Il y a déjà sept ans que j’ai commencé cette aventure sur l’Apocalypse. Parti d’un vouloir lire autrement la Bible, ce chemin a été souvent coupé par le brouillard épais du texte qui ne me semblait pas pouvoir être dissipé. D’ailleurs, j’ai achoppé tantôt à la difficulté des langues, tantôt à la tension entre l’exégèse et la sémiotique. Malgré tout, les Pères de l’Église avaient raison ! Il y avait le trésor derrière « la pierre d’achoppement ».

En chemin, j’ai appris le renoncement et le dépouillement qui m’ouvrent un monde nouveau et une plénitude. Il me fallait franchir la pierre d’achoppement et traverser le brouillard. Cependant, comme l’annonce l’Apocalypse, le temps n’est que proche (Ap. 22, 10), mon chemin n’est pas encore achevé. Je me suis exercée seulement à m’apprivoiser sur ce chemin aventureux.

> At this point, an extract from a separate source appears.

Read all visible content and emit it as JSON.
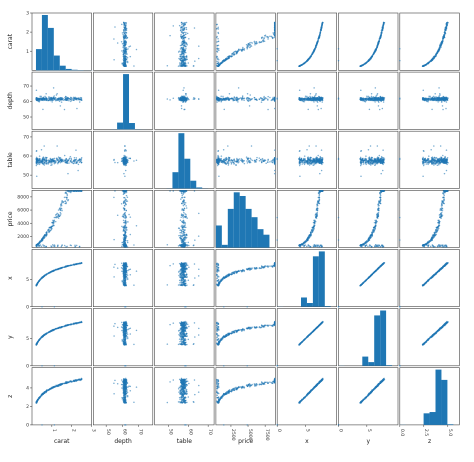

Tournant la page, je me permets de remercier ceux qui m’ont accompagné dans ce long travail. Je me souviens avant tout des deux premiers sémioticiens que j’ai rencontrés, François Martin et Paul Sye, grâce auxquels j’ai pu commencer. Je dois nommer aussi les autres sémioticiens du CADIR qui m’ont témoigné leur fidélité à écouter et à partager la parole. J’adresse mon merci particulier à ma maman qui m’a toujours portée dans sa prière et à mes amis qui ont vécu ensemble ce temps de l’apprentissage. Merci aux salésiens et salésiennes de Don Bosco et aux sœurs de Saint Maurice en Suisse qui m’ont encouragée par leurs amitiés. Merci enfin à mes sœurs de SCM (Sœurs de la Charité de Miyazaki) qui m’ont motivée à poursuivre dans ce cheminement. Il ne me reste qu’à rendre grâce et louer Dieu, qui m’a ouvert à toute cette révélation.

Notes
1.

Paul BEAUCHAMP, L’un et l’autre Testament. 2. Accomplir les Écritures, Paris, Seuil, 1990, p.66.

2.

Nous empruntons la notion de « secret » à J. Derrida, qui affirme ainsi : « je ne pourrai jamais me mesurer au secret de l’altérité. L’essence même de l’altérité, c’est le secret ». Le secret n’est donc pas seulement un contenu que l’on cache ; le secret définit toute singularité. Voir « Une éthique impossible ? Jacques Derrida », Sciences Humaines, hors-série, spécial n°3, mai-juin 2005.

3.

Michel de CERTEAU, La faiblesse de croire, Paris, Seuil, 1987, p.302.

4.

Jacques GENINASCA, « Du texte au discours littéraire et à son sujet », Nouveaux Actes Sémiotiques n°10-11, PULIM, Université de Limoges, 1990, p.33.